Luftfartsverket has positioned EoR within a safety framework designed to maintain separation and predictability while adding flexibility. For official details on air navigation services and procedure development in Sweden, see Luftfartsverket (LFV).
Benefits for stakeholders
Passengers, airlines, controllers, and local communities can all see advantages:
- Passengers
- Steadier arrival flows and fewer bottlenecks during surges.
- Improved on‑time performance and more predictable gate availability.
- Airlines
- Shorter track miles and reduced holding time → lower fuel burn and costs.
- Supports carriers’ environmental commitments (including use of sustainable aviation fuel (SAF)).
- Air traffic controllers
- Additional sequencing options that preserve safety while improving flexibility.
- Easier peak management when mixing fast jets and slower turboprops.
- Local communities
- Potential for lower emissions due to reduced holding and shorter approaches.

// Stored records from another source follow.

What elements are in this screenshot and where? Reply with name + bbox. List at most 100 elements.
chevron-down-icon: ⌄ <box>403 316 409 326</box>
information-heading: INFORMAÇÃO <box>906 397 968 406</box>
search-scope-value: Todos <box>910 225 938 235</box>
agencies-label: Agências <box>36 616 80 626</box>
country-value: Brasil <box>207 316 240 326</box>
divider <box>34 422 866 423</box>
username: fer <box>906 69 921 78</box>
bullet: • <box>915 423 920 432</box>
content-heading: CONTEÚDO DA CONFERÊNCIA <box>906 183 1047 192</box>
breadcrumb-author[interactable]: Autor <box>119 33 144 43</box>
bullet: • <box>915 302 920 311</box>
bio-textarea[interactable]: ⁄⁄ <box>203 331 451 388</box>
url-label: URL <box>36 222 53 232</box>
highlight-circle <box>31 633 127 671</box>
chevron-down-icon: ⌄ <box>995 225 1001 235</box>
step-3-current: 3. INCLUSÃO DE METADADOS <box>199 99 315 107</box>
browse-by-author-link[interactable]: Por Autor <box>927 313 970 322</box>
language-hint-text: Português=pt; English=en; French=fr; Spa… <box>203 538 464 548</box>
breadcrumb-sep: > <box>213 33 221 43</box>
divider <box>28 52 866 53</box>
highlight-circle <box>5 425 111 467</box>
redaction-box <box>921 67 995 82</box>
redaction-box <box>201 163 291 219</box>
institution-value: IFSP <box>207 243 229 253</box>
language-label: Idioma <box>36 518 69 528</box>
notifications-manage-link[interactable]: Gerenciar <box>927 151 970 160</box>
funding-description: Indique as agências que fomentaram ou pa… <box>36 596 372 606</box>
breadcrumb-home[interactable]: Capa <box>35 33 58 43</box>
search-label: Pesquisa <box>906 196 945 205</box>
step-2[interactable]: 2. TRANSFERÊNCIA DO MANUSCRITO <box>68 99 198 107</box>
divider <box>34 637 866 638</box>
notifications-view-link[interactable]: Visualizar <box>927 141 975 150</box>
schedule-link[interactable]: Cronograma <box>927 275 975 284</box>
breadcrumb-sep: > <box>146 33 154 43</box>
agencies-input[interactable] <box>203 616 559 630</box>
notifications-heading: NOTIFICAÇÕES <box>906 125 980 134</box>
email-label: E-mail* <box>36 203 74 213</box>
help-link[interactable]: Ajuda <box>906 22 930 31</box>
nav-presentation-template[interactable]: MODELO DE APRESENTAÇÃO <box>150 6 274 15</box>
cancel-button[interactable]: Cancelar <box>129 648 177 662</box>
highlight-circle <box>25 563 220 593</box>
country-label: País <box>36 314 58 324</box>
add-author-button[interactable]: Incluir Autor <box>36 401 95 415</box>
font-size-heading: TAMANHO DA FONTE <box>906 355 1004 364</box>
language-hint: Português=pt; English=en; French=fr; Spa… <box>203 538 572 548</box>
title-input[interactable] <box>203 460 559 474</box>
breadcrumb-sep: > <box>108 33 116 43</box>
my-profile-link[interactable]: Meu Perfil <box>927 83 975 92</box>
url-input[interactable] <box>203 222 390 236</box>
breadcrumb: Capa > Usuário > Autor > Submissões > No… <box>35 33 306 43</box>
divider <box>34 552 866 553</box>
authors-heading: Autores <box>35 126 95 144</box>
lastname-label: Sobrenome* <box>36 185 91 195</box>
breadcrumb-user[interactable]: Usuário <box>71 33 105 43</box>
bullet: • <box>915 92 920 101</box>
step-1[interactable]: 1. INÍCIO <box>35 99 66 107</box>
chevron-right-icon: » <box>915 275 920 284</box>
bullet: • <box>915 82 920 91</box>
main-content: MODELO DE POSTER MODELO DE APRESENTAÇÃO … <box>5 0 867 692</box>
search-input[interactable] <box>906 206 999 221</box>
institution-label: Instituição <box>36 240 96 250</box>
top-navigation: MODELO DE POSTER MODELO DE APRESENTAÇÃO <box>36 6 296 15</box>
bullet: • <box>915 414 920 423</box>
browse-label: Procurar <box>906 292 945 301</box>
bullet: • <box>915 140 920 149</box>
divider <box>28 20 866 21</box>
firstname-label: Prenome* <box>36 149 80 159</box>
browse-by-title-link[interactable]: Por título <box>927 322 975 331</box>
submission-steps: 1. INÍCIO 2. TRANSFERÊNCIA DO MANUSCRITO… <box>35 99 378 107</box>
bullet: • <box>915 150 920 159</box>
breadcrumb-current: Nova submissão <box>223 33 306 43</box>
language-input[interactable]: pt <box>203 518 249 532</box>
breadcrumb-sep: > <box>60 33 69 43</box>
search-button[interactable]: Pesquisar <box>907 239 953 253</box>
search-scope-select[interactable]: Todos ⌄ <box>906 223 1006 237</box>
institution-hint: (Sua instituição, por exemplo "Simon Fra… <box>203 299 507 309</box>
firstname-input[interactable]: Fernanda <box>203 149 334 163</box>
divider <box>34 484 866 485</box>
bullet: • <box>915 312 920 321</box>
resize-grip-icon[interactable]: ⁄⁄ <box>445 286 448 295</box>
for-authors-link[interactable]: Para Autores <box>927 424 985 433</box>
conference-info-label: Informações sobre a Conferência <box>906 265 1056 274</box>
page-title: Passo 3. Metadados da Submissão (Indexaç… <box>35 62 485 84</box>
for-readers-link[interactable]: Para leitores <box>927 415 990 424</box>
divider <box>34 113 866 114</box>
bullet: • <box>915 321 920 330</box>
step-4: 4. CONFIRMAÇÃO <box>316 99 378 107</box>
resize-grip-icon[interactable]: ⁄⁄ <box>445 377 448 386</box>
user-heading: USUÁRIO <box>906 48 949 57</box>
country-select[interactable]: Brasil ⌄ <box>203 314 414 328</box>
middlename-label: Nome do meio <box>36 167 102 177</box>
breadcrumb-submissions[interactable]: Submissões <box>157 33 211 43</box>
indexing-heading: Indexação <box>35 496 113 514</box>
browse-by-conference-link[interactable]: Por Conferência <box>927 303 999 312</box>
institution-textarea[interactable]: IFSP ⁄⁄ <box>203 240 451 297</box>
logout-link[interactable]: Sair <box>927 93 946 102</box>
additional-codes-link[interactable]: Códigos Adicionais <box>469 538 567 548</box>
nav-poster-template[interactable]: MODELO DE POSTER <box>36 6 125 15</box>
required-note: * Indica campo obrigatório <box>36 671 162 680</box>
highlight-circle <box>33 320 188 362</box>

How the system works in practice
- Aircraft with RNP capability get authorization to fly published curved EoR profiles.
- Controllers, aided by iRSM, dynamically assign arrivals to either parallel runway to balance load.
- Curved approaches shorten route distance/time and reduce holding, shrinking queues and smoothing the arrival stream.
- Over time, daily operational data will inform refinements for different weather and traffic scenarios.
Wider context and next steps
Swedavia and Luftfartsverket introduced EoR in October 2025 as part of a long‑term plan to modernize Swedish airspace and improve Arlanda’s performance without adding runway pavement. By moving first in Europe, Stockholm Arlanda sets a model other major airports may study.
Analysts note systemic benefits: VisaVerge.com highlights that policy shifts increasing airside efficiency can ripple through the passenger journey, improving arrival punctuality and easing pressure on ground operations. Fewer late arrivals reduce knock‑on delays for connecting flights, making evening schedules more resilient.
Key takeaways
- Stockholm Arlanda’s adoption of curved approaches under Established on RNP (EoR) is a technical milestone that aims to deliver:
- More arrivals per hour (projected +12.5%),
- Fewer queues and reduced emissions,
- Improved punctuality and operational flexibility.
- The change leverages existing runway infrastructure (two parallel runways at 2,300 meters spacing) and tools such as iRSM.
- Participation requires RNP‑equipped aircraft and a special permit from the operator’s National Supervisory Authority.
- The concept provides a European test case for increasing capacity sustainably without physical runway expansion.
This Article in a Nutshell
In October 2025 Stockholm Arlanda introduced Established on RNP (EoR), allowing RNP‑equipped aircraft to fly curved approaches to its two parallel runways. Implemented by Swedavia and Luftfartsverket and supported by integrated runway sequence management (iRSM), EoR aims to increase runway throughput, reduce holding and queuing, cut fuel burn and emissions, and improve punctuality. Studies indicate arrivals could rise from 40 to 45 per hour (a 12.5% gain). The system leverages the 2,300‑meter runway separation and requires aircraft equipage, documented aircraft performance, crew training, and special permits from national authorities. The rollout provides a European test case for increasing capacity sustainably without new runway construction.